The story so far: Earlier in April 2022, the National Aeronautics and Space Administration (NASA) released an equity action plan to “make space more accessible”. The plan supports the U.S. government’s effort to improve racial equity in the federal government.
“The Equity Action plan deepens our commitment to further identify and remove the barriers that limit opportunity in underserved and underrepresented communities. This framework anchors fairness as a core component in every NASA mission to make the work we do in space and beyond more accessible to all,” NASA Administrator Bill Nelson said in a statement.
What is the space equity action plan?
NASA’s equity action plan is a response to the U.S. government’s 2021 executive order aimed at “advancing racial equity and support for underserved communities”. The presidential order inspired NASA to develop the equity action plan under which the space agency plans to identify and eliminate systemic barriers and ensure representation.
The space equity action plan lists four focus areas for underserved communities.
Equity in procurements and contracts: In 2021, NASA spent $19.6 billion on goods and services. Around 10% of total expenditure – $2 billion – was obligated to small disadvantaged businesses.
According to the space agency, focussing on businesses categorised as disadvantaged, service-disabled veteran, women-owned, and historically underutilised business zones (HUBZone) can promote equitable economic development.
NASA’s three-step approach to engaging with contractors in underserved communities includes studying barriers in procurement programmes, increasing engagement events, and using dedicated product service lines.
By the fiscal year 2029, NASA aims to increase the number of outreach events for underserved communities by 50%. The organisation will also attempt to improve the number of participants in these events by 5-10% annually.
Using earth science and other data to help mitigate environmental challenges: To make information on earth science easily available to all, NASA will make its 50 most-requested environmental data sets of last year available on the internet, and the full transfer of NASA Earth science data to the cloud will be complete by 2025. The space agency will host data sets that have significant value for environmental justice on the Amazon Web Services Open Data platform.

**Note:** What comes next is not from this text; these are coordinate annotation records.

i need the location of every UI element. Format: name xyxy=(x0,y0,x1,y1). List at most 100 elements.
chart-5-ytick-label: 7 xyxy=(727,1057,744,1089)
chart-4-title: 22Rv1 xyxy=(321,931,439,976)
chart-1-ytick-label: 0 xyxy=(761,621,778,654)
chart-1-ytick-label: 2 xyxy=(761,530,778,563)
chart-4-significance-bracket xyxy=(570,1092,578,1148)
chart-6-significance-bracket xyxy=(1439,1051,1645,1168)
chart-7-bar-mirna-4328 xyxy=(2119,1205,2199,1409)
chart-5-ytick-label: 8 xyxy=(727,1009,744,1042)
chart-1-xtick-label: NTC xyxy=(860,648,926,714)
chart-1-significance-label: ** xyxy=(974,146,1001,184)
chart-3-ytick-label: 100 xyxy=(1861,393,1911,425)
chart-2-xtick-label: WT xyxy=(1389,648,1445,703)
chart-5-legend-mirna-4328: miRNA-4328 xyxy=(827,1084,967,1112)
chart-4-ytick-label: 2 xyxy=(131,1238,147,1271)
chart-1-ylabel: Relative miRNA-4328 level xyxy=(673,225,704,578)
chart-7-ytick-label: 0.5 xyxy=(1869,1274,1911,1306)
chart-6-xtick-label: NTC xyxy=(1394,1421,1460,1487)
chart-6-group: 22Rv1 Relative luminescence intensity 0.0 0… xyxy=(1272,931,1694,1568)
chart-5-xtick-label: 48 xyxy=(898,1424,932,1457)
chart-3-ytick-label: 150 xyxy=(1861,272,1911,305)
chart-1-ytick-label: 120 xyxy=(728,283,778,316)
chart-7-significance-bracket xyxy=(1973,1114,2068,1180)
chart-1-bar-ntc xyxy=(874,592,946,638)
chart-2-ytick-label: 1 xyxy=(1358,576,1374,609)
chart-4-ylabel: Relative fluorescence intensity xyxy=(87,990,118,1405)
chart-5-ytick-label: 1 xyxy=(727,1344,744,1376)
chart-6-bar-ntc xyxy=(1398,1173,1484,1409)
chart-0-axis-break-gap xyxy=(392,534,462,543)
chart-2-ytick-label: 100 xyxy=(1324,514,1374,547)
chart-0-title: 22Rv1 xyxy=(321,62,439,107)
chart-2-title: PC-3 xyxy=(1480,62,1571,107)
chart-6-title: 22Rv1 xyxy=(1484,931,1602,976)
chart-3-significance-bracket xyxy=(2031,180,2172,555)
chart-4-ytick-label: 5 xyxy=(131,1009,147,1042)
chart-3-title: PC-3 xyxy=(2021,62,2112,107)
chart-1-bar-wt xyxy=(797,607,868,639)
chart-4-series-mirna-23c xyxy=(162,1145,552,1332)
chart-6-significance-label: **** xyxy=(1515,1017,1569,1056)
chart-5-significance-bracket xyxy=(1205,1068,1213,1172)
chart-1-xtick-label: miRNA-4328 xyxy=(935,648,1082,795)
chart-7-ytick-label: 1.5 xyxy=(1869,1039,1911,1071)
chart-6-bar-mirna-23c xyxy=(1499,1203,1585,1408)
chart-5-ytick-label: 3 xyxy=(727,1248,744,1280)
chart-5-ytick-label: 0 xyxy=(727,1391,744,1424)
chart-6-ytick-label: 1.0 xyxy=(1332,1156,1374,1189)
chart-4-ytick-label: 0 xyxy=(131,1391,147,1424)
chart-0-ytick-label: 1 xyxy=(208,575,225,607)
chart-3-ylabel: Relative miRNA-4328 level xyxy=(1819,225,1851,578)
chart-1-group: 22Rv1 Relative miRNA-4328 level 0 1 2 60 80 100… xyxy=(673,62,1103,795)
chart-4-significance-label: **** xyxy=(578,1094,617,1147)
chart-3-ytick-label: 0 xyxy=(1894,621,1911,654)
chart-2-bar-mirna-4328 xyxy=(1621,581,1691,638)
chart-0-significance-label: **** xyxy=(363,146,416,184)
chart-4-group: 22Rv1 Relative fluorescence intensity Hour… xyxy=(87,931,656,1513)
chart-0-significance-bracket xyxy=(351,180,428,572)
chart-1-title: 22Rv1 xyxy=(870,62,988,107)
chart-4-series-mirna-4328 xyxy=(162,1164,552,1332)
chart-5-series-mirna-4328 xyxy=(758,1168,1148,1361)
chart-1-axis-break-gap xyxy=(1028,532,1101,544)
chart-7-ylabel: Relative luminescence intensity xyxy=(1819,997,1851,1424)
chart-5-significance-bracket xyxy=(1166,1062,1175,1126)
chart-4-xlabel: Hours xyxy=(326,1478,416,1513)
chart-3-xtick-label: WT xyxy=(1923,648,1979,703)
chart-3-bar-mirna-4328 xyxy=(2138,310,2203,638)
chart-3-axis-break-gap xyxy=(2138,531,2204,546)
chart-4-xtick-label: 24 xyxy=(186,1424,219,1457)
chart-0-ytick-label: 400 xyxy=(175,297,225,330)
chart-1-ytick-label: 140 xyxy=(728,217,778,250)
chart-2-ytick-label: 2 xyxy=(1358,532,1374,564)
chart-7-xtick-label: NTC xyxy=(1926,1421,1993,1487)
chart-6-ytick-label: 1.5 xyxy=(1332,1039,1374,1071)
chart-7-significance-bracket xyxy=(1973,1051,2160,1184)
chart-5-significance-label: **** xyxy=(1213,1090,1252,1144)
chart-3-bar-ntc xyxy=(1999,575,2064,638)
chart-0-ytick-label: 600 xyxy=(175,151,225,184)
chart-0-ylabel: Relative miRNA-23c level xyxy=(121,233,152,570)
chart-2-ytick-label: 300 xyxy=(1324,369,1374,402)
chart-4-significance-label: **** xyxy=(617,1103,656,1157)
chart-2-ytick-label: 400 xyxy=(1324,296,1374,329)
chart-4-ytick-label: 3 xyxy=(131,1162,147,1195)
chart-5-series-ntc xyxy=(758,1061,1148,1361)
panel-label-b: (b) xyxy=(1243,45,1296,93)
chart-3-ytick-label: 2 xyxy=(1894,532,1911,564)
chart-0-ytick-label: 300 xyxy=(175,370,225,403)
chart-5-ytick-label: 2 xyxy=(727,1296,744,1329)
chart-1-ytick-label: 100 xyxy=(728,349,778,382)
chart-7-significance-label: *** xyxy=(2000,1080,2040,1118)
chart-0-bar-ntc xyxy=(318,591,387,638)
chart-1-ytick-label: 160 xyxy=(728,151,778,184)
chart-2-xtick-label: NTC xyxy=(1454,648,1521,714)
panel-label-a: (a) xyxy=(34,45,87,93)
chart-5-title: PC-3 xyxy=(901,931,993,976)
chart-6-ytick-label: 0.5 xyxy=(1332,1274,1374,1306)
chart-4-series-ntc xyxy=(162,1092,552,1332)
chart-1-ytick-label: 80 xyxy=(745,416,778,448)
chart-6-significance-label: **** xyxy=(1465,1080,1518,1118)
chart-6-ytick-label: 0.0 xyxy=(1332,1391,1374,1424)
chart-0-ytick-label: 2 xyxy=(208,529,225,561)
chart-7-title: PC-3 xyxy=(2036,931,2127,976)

NASA will also train around 2,700 users on how to use the agency’s data effectively to address environmental parameters like air quality and water resource management. The introductory training will be offered in English and Spanish.
Increase in grants and cooperative agreements: Underserved communities and Minority Serving Institutions (MSIs) are usually not adequately represented among the 3,000 grants and cooperative agreements awarded annually by NASA. There are more than 700 federally-designated MSIs, representing about 14% of all degree-granting institutions of higher education in the U.S. However, only 6% of the $1.3 billion that NASA spends on its grants and cooperative agreements each year is awarded to MSIs and small/minority-owned businesses.
Barriers that prevent underserved communities from accessing grants may include hindrances that block access to information, inadequate resources, and a lack of understanding of NASA’s processes.
To overcome these barriers, NASA is working on identifying Historically Black Colleges and Universities, MSIs, and small/minority-owned businesses that are eligible for grants but not submitting applications, and also analysing barriers for those who did not receive awards, irrespective of their application status. This will allow NASA to identify and address the recurring barriers.
NASA also plans to conduct a series of six training sessions and four outreach workshops and events per year. The space agency will evaluate the effectiveness of these efforts by measuring metrics like the number of applications submitted by first-time participants, and the funding received by those applications.
Increased external civil rights compliance and access for Limited English Proficient population groups: The Civil Rights Compliance Review Programme has limited capability to conduct review audits – a possible reason why participation of underserved communities in NASA programmes could have been limited.
NASA plans to increase its civil rights compliance reviews to ten per year by the financial year 2024. The final goal is to conduct reviews of all grant institutions, then move to a sustainment audit schedule.
In the U.S., around 8.2% of all the people over age five speak English “less than very well”, and over 25 million people are not proficient in English. The language barrier is a potential reason why non-English speakers have limited access to NASA resources.
By January 2023, NASA will publish an updated language access plan. This includes multilingual communication pieces at NASA centres, and also multilingual education and awareness opportunities with the overarching goal of establishing an equitable communications strategy.
Who will look after NASA’s efforts to achieve its equity goals?
An executive team, led by NASA’s deputy administrator, will lead the organisation’s efforts towards equity. The space agency has also established a leadership council that will be led by the Office of Diversity and Equal Opportunity and will provide quarterly reports to the executive team. The leadership council will consist of employee resource groups, centre directors, associate administrators, and senior leadership.
To ensure external accountability, NASA plans on conducting regular public town hall meetings and targeting outreach to underserved communities, among other measures.